SIC Ltd went into liquidation. Al-Sanea transferred the legal title of the shares to Samba Financial Group, a Saudi bank, to satisfy his debt to them. However, the liquidators of SIC Ltd claimed that this transfer was void under section 127 of the Insolvency Act 1986, which provides that during a winding-up by the court, any disposition of the company’s property made after the start of the winding up is void, unless the court orders otherwise.
The Supreme Court clarified some important points. First, Lord Mance confirmed at para [34] that a trust validly created under Cayman law may exist in relation to assets located in a jurisdiction (here, Saudi Arabia) which does not itself recognise trusts. English (and Cayman) trust law can still operate and enforce trusts. Second, it held that the liquidator could not unwind the transfer of the shares to the bank, as it was a third-party bona fide purchaser for value without notice (equity’s darling)—even though the transfer occurred in breach of trust. This is because the beneficiary’s equitable interest was overridden and extinguished by the bank’s status as equity’s darling, rather than transferred, and as such it was not a “disposition” under s.127 of the 1986 Act.

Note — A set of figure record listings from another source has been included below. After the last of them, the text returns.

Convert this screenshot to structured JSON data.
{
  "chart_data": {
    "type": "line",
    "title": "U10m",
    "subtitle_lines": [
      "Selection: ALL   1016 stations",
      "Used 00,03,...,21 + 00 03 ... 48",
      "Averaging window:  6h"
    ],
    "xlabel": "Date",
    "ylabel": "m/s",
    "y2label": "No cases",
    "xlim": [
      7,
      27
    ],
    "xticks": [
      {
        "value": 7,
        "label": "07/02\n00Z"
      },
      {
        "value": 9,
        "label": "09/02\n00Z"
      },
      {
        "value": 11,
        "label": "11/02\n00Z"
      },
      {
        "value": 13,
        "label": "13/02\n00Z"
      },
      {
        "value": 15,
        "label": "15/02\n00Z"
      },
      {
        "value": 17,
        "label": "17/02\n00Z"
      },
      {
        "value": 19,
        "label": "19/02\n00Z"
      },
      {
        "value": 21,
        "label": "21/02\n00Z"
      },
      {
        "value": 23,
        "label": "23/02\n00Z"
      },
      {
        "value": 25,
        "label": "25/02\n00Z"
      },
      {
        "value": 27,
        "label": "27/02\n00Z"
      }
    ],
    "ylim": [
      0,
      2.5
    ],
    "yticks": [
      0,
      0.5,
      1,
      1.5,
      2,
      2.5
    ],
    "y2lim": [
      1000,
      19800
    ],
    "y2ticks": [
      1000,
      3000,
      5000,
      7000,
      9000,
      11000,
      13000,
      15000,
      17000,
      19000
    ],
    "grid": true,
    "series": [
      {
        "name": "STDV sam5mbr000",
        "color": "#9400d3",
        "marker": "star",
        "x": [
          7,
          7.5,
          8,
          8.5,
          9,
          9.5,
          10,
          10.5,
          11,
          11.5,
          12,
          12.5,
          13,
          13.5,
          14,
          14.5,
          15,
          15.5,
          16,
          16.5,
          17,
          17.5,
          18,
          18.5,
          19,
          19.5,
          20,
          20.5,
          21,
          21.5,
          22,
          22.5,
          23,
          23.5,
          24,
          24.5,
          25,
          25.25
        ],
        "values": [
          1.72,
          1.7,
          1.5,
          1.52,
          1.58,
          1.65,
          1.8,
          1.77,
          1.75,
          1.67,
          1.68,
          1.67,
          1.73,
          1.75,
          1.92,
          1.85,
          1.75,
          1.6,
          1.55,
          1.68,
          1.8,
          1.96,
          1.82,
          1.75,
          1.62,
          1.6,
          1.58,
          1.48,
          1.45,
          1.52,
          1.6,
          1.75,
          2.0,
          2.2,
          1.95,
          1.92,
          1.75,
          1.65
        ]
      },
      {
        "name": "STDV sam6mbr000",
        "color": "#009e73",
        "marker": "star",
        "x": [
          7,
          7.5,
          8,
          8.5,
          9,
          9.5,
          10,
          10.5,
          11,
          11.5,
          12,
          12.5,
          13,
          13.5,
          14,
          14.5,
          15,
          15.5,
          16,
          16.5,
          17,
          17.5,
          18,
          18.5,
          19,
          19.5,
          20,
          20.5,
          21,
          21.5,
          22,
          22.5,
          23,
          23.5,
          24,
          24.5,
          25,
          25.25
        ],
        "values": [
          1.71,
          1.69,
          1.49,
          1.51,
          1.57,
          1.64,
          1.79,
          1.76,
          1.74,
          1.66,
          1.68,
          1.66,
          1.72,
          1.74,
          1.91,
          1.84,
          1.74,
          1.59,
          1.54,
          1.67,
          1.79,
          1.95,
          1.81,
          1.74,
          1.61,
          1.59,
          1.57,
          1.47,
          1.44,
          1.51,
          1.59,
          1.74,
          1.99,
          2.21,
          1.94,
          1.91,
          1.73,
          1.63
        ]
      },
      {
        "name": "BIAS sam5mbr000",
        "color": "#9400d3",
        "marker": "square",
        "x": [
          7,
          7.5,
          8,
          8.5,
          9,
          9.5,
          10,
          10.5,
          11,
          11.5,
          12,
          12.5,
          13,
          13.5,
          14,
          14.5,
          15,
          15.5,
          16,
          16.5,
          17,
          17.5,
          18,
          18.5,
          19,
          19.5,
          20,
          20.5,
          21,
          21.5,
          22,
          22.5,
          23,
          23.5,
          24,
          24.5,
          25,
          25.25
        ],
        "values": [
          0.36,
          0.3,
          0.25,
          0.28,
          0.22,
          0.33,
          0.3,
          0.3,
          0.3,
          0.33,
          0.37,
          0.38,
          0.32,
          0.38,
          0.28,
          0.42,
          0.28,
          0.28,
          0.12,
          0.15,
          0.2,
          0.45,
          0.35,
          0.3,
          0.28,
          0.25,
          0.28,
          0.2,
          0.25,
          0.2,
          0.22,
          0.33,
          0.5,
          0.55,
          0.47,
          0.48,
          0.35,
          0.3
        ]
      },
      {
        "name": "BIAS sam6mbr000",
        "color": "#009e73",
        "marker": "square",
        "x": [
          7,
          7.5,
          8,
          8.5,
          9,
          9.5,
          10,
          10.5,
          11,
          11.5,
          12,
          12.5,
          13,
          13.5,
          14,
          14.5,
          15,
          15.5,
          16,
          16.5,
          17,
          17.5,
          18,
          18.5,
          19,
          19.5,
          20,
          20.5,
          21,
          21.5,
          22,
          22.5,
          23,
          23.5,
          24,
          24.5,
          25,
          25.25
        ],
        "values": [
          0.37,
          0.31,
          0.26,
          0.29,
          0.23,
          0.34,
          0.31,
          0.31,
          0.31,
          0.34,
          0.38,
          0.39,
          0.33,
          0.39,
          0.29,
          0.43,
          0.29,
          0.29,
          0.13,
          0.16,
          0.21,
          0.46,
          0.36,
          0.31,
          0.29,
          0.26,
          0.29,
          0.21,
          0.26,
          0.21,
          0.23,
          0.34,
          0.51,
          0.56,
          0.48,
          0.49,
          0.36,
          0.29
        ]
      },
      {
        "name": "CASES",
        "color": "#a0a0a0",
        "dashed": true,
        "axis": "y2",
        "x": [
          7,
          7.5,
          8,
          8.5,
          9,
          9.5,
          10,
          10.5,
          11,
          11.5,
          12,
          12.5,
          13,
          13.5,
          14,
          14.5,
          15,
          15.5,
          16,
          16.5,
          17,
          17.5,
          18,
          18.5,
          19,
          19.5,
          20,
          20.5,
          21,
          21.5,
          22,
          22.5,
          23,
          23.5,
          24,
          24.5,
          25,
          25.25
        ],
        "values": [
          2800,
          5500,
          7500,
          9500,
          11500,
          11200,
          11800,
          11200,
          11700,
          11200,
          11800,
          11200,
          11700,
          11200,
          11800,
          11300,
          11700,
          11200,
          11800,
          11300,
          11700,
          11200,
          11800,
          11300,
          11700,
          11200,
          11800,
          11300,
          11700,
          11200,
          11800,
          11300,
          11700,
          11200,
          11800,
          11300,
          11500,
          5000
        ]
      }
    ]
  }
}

Since there could not have been a relevant disposition, it made no difference whether the dispute was governed by Saudi or Cayman law, and the rules on the Hague Convention need not be considered. Had the matter fallen to be decided, however, the court may have found (as Etherton LC did at first instance) that Saudi law applied under Article 15 of the Convention due to the mandatory lex situs rule, such that no property could have been disposed of for the purposes of section 127.